Du coup, concrètement, quelle pratique sur internet est susceptible d’être censurée au Sénégal ?
On peut prendre l’exemple des bloggeurs et journalistes citoyens. Il y en a beaucoup au Sénégal. L’actuel Code de la presse va donner une définition très restrictive par rapport aux journalistes. Il y a un certain nombre de critères à remplir pour être considéré comme journaliste. Les bloggeurs citoyens, ils n’ont certes pas la formation de journaliste, mais leur contribution pour le public est très importante. On a l’impression que le Code de la presse va être un recul au regard des recommandations internationales. Le Comité des droits de l’Homme promeut l’idée qu’il faut élargir la définition du journaliste pour qu’un bloggeur ou un journaliste citoyen puisse bénéficier d’un certain nombre de privilèges.

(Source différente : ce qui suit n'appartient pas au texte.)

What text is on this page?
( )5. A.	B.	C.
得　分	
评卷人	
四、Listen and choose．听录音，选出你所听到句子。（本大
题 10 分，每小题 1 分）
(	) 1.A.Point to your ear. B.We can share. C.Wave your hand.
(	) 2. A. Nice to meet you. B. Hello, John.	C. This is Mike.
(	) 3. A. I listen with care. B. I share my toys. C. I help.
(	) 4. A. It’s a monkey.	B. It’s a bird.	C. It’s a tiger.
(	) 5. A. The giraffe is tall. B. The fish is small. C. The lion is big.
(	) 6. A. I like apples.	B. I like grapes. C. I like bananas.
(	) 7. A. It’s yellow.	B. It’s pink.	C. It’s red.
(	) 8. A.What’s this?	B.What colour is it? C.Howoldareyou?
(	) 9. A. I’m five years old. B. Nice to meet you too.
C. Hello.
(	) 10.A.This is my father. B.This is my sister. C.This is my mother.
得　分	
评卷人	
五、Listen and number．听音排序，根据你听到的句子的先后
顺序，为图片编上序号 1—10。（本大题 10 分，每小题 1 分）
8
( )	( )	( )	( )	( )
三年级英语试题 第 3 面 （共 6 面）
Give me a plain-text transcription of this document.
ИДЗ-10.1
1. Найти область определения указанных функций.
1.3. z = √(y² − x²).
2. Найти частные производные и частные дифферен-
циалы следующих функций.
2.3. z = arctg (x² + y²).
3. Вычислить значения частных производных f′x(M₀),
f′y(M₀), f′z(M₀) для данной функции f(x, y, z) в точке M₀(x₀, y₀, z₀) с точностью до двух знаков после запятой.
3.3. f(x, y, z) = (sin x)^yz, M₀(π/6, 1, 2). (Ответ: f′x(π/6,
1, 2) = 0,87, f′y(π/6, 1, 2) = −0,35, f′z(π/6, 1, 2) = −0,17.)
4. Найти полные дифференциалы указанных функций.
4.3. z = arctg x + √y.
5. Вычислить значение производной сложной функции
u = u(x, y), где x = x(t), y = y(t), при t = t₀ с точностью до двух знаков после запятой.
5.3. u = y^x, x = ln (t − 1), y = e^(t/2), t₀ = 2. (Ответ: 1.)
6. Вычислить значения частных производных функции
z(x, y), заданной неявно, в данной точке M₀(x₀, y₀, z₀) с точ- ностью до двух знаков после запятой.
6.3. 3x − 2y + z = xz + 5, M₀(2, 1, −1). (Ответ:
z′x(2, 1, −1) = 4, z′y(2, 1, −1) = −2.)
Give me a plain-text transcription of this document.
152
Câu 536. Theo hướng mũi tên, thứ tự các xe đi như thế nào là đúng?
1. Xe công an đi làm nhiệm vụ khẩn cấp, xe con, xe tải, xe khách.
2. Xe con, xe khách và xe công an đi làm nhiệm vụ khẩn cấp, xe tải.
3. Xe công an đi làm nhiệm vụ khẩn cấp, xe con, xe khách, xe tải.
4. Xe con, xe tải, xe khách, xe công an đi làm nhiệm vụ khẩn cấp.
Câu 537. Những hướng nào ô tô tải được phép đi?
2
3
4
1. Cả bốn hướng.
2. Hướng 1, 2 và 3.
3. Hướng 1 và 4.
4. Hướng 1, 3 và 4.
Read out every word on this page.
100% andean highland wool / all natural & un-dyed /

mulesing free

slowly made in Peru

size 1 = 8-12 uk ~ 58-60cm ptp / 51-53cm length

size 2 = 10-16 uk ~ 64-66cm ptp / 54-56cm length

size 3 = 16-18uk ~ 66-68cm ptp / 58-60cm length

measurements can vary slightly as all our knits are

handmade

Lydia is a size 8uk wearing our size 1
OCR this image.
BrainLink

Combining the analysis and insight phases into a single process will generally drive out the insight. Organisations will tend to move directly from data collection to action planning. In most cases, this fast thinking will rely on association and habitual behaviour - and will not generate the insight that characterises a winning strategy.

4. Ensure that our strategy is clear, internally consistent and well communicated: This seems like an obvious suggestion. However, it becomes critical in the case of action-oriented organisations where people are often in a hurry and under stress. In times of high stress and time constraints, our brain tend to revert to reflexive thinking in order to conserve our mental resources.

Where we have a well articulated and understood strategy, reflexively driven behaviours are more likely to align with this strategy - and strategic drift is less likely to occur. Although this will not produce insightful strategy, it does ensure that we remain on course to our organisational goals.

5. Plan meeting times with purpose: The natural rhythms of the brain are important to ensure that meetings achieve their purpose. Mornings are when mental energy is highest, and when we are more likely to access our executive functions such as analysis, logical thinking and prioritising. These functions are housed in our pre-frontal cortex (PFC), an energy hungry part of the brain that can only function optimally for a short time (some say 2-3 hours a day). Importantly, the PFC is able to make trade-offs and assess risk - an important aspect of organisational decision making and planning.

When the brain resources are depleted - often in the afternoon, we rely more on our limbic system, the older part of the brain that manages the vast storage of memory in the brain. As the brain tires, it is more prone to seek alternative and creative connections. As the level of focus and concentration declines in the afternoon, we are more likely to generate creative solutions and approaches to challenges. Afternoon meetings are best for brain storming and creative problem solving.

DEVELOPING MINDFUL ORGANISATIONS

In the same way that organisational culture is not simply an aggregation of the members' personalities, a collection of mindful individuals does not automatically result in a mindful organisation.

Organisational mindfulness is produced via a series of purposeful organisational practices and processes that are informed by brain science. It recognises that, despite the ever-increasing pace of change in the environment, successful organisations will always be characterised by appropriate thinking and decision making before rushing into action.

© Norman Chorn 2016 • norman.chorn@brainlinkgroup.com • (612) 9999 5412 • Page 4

Dans notre analyse, nous parlons aussi des intermédiaires internet, comme par exemple les hébergeurs de sites web. Dans plusieurs pays, les intermédiaires ne sont pas responsables du contenu qu’un tiers publie par leur biais. C’est un gros débat en ce moment : si quelqu’un diffame une personne dans les commentaires d’un site d’info, le site est-il responsable ? Nous interpellons l’Etat sur cette question car il existe pour l’instant, un vide juridique au Sénégal. Notre position est de dire que certains délits de droits communs traités par le Code pénal, qui sont valables pour les délits hors ligne, devraient l’être pour les délits en ligne. On pense qu’on n’est pas obligé de créer de nouvelles lois pour internet. Mais si on légifère spécialement pour le net, ne soyons pas dans une logique répressive, mais renforçons la liberté d’expression en la définissant plus clairement.
Concernant la diffamation justement, est-ce qu’une dépénalisation sur internet ne pourrait pas induire une forme d’impunité ?
Tout d’abord, Article 19 fait la distinction entre la diffamation dans le cadre des délits de presse et la diffamation entre personnes. Par dépénalisation, nous entendons l’interdiction de mettre en prison un journaliste pour des propos diffamants qu’il a tenus dans le cadre de son métier. Souvent, la diffamation sur internet ne vient pas des journalistes en ligne, mais de simples citoyens qui commentent sous les articles. Je pense qu’il y a toute une éducation à la culture numérique qui n’est pas encore ancrée dans la société. C’est un travail que l’Etat, les parents et la Société civile doivent faire. Il faut faire comprendre aux gens qu’internet n’est pas une zone de non-droit, il y a des règles. Tout est une question d’éducation. La manière dont vous vous comportez hors-ligne, c’est la même dont vous vous comportez en ligne.